一族の多くは時の政権の高位を占めた。マリア・ドルゴルーコワは、ロマノフ朝初代ツァーリ、ミハイル・フョードロヴィチの妻だが、子を産まずに亡くなった。
18世紀になると、この一門は再び、ロマノフ家のほぼ縁戚になる。エカチェリーナ・ドルゴルーコワ公女は、ピョートル2世の許嫁だったが、若い皇帝は結婚前に亡くなった。そして事実上、彼の治世中にロシアを実際に治めていたのは、他ならぬドルゴルーコフ家だった。19世紀後半、エカチェリーナ・ドルゴルーコワは、皇帝アレクサンドル2世の愛人になる。
この古い家柄の貴族は、タタール系で、おそらく祖先は、ナルイシの通称で呼ばれたクリミア・タタール人だ。彼は、モスクワ大公のイワンの3世(大帝)に廷臣として仕えた。
17世紀末まで、この一族はそれほど重要ではなく、むしろ小貴族と考えられていた。しかし、ツァーリ、アレクセイ・ミハイロヴィチがナタリア・ナルイシキナと結婚すると、一門は目くるめく出世を遂げ、多数の者が大貴族にのし上がった。ナタリアはピョートル1世の生母であり、その後ナルイシキン家は常にロマノフ朝の宮廷で重きをなした。
ナルイシキン家は伯爵や公爵になることはなかった。彼らには何度かさまざまな称号が提示されたが、どれもピョートル1世の親族にふさわしいものではなかった。

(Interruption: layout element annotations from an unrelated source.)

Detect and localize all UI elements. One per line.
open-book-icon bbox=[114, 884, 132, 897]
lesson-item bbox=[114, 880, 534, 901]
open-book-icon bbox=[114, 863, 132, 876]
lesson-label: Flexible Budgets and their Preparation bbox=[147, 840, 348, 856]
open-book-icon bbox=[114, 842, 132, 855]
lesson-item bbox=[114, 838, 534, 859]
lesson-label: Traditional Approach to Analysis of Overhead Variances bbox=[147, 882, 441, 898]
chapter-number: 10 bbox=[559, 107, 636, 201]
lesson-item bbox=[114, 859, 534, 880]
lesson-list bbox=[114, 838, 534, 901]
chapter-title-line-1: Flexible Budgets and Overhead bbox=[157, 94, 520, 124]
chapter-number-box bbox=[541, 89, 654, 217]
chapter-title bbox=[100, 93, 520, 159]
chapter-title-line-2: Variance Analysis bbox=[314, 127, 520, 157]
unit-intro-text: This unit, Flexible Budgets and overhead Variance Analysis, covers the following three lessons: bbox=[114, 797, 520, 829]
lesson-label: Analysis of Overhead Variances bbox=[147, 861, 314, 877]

ナルイシキン家は、モスクワに広大な領地をもち、その姓は、建築様式「ナルイシキン・バロック」のおかげで歴史に名を残した。この様式で、17世紀末~18世紀前半に多くの教会が建てられた。最初のそうした教会の1つが、ナルイシキン領だったフィリのポクロフ教会だ。